Friday, November 10, 2017

A 19th-Century Guide to Seeing Ghosts Everywhere

Cover of Spectropia, or, surprising spectral illusions showing ghosts everywhere and of any colour
(photo of the book for Hyperallergic)
Via hyperallergic.com by Allison Meier-- go to source website (click "source" at bottom of article) to see illustrations from the book


In the mid-19th century, a movement was spreading, one in which people talked to the dead. The emergence of Spiritualism is traced to March 31, 1848 in Hydesville, New York, where sisters Kate and Margaret Fox claimed they’d made contact with a spirit, communicating through a series of taps. Soon public séances were attracting everyone from newspaper man Horace Greeley to Sojourner Truth, and table rapping, spirit photography, and mediums were part of a new, much more personal, connection with the afterlife.

There were plenty of skeptics who considered this to be all superstition and trickery. One was J. H. Brown, who decided to create a book of optical illusions to demonstrate how “ghosts” could be manifested through science. Elaborately titled Spectropia, or, surprising spectral illusions showing ghosts everywhere and of any colour, it was first published in 1864, with 16 plates each showing a different phantom. One featured a skeleton emerging from a cloud, another a witch flying on a broom. At the center of every illustration was a small asterisk that viewers are asked to stare at “for about a quarter of a minute,” before turning their eyes to the ceiling or a white sheet, where “the spectre will soon begin to make its appearance.”


If the conditions were right, what the reader saw was an afterimage, an optical experience in which the eye’s photoreceptors take in a stimulus and lose sensitivity. (Think of looking at a bright light or getting flashed in the face with a camera.) Further, it creates a negative of the viewed colors (so a red ghost would be green, a skeletal hand draped in orange would be blue). Brown explained his motive behind Spectropia in an introductory essay:

It is a curious fact that, in this age of scientific research, the absurd follies of Spiritualism should find an increase of supporters; but mental epidemics seem at certain season to affect our minds, and one of the oldest of these moral afflictions — witchcraft — is once more prevalent in this nineteenth century, under the contemptible forms of spirt-rapping and table-turning. … One thing we hope in some measure to further in the following pages, is the extinction of the superstitious belief that apparitions are actual spirits, by showing some of the many ways the eye may be deceived.

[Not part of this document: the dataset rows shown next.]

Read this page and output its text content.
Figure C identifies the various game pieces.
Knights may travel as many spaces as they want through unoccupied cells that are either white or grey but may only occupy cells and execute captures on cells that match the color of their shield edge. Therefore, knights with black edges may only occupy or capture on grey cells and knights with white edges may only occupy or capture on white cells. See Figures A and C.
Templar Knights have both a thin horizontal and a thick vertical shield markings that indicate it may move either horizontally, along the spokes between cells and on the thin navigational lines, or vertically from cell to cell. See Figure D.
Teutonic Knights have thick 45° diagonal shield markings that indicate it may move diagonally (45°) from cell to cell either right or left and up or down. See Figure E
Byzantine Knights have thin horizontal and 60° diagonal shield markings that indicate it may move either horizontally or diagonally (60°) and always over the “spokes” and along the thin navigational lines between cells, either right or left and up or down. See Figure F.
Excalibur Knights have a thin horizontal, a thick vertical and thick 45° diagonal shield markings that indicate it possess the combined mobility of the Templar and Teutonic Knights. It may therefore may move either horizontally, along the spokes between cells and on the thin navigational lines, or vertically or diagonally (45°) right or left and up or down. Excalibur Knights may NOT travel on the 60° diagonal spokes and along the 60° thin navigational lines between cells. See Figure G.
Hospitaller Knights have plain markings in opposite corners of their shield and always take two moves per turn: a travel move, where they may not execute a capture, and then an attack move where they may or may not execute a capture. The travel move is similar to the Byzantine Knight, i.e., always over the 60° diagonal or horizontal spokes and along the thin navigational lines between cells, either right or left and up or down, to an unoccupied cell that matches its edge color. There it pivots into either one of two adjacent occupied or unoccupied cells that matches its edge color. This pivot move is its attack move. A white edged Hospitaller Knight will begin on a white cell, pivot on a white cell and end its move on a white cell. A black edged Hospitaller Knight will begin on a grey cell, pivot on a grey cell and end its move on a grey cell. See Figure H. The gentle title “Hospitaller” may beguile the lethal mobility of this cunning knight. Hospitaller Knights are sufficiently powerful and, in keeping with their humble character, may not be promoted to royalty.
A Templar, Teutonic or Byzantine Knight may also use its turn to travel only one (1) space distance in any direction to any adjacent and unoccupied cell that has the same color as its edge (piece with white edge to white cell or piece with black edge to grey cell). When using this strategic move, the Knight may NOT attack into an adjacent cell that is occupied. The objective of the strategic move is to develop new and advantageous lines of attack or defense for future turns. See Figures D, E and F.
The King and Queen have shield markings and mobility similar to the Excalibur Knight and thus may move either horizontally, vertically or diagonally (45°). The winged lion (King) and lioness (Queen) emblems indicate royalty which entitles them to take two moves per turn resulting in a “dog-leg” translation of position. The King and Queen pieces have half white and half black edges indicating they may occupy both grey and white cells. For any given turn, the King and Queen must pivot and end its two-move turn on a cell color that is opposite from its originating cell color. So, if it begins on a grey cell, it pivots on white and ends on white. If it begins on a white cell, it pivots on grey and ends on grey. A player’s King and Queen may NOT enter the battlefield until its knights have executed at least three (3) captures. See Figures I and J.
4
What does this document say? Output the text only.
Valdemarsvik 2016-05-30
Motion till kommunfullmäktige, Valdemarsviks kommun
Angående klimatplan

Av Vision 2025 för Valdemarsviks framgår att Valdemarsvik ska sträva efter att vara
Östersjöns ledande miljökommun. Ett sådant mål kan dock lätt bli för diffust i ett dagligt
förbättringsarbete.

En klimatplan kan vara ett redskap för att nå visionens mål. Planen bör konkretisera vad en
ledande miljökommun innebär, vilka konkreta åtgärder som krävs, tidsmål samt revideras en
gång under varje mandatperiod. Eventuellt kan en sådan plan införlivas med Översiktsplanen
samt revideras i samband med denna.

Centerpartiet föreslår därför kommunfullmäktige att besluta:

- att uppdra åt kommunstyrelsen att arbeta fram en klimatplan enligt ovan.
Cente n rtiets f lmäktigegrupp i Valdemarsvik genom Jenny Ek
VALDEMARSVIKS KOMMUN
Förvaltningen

Brown followed his calling out of the “modern professor of these impostures” with a few pages of scientific explanation of the afterimage, and then came the ghosts. I happen to own a 19th-century edition of Spectropia, and have carefully opened its weathered green cover to experiment with seeing “ghosts everywhere.” While the details put into the illustrations — like the hairs on a witch’s nose or an angel’s halo of stars — don’t translate into the afterimage, they do suggest a haunting outline.

Brown’s book was popular and went through several editions, although it’s not clear if any Spiritualists lost their faith through his optical demonstration. A copy was owned by Lewis Carroll, who was a member of the Society for Psychical Research that delved into the paranormal, and pages even made it into Robert Mapplethorpe’s collection of mystical imagery. It’s also unique because the afterimage isn’t an effect that’s frequently used in art. Jasper Johns’s 1960s “Moratorium,” made to protest the Vietnam War, is an exception, its black, green, and orange colors suggesting camouflage and Agent Orange, with a dot in the middle like a bullet hole. Yet focus on it and look away, and the full red, white, and blue soars as a ghost of itself.